How much geology is anticipated and called up by his saying "The caverns of the earth are museums of antiquity." How true is Paine's saying that "the learning any person gains from school education serves only, like a small capital, to put him in the way of learning for himself afterwards."

"It is error only, and not truth that shrinks from inquiry," is a saying which occurs in one of his political pamphlets, but is especially applicable to religion. "If I do not believe as you believe, it proves that you do not believe as I believe, and this is all it proves." Of mystery, he says, "Mystery is the antagonist of truth.
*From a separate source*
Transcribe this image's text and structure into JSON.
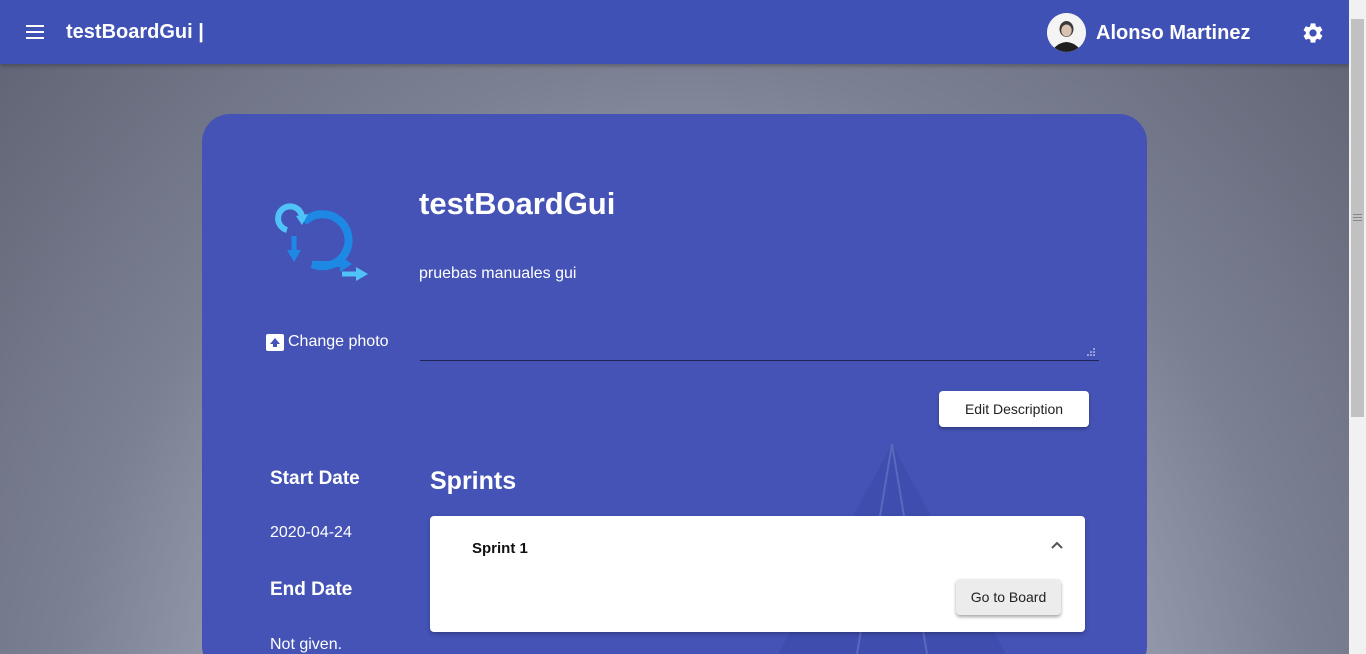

It is a fog of human invention that obscures truth, and represents it in distortion." How forcible, too, is the observation that "any system of religion that has anything in it that shocks the mind of a child cannot be a true system."

What can be better than this, on citing the Bible against the Bible: "False testimony is always good against itself;" this on the story of the Crucifixion: "They make the transgressor triumph and the almighty fall"; or this, on the Incarnation: "The belief that Jesus Christ is the son of God, begotten by the Holy Ghost, a being never heard of before, stands on the authority of an old man's dream."

Many of our best writers, from Bacon downwards, have dealt with death, but few have excelled this from the Crisis: "Death is not the monarch of the dead, but of the dying. The moment he obtains a conquest he loses a subject."

"The world is my country and to do good my religion" is a splendid saying, dividing at once the cosmopolitan humanity of the Age of Reason from the exclusive intolerance of the past.* "Where there is no liberty there is my country" is an equally splendid phrase which Paine used on coming to Europe just before the French Revolution.

I have only culled a few of the sayings of Paine almost haphazard. It would be easy to gather a textbook of political wisdom from his writings, but such passages I have avoided. Pope, who perhaps herein magnified his own office, declared that "Nature's chief masterpiece is writing well," and Dr. Johnson said that anyone who wished to attain this art must give his days and nights to the study of Addison. I venture the suggestion he will also do well to devote an odd hour or so to the study of the much-abused "rebellious needleman," Thomas Paine.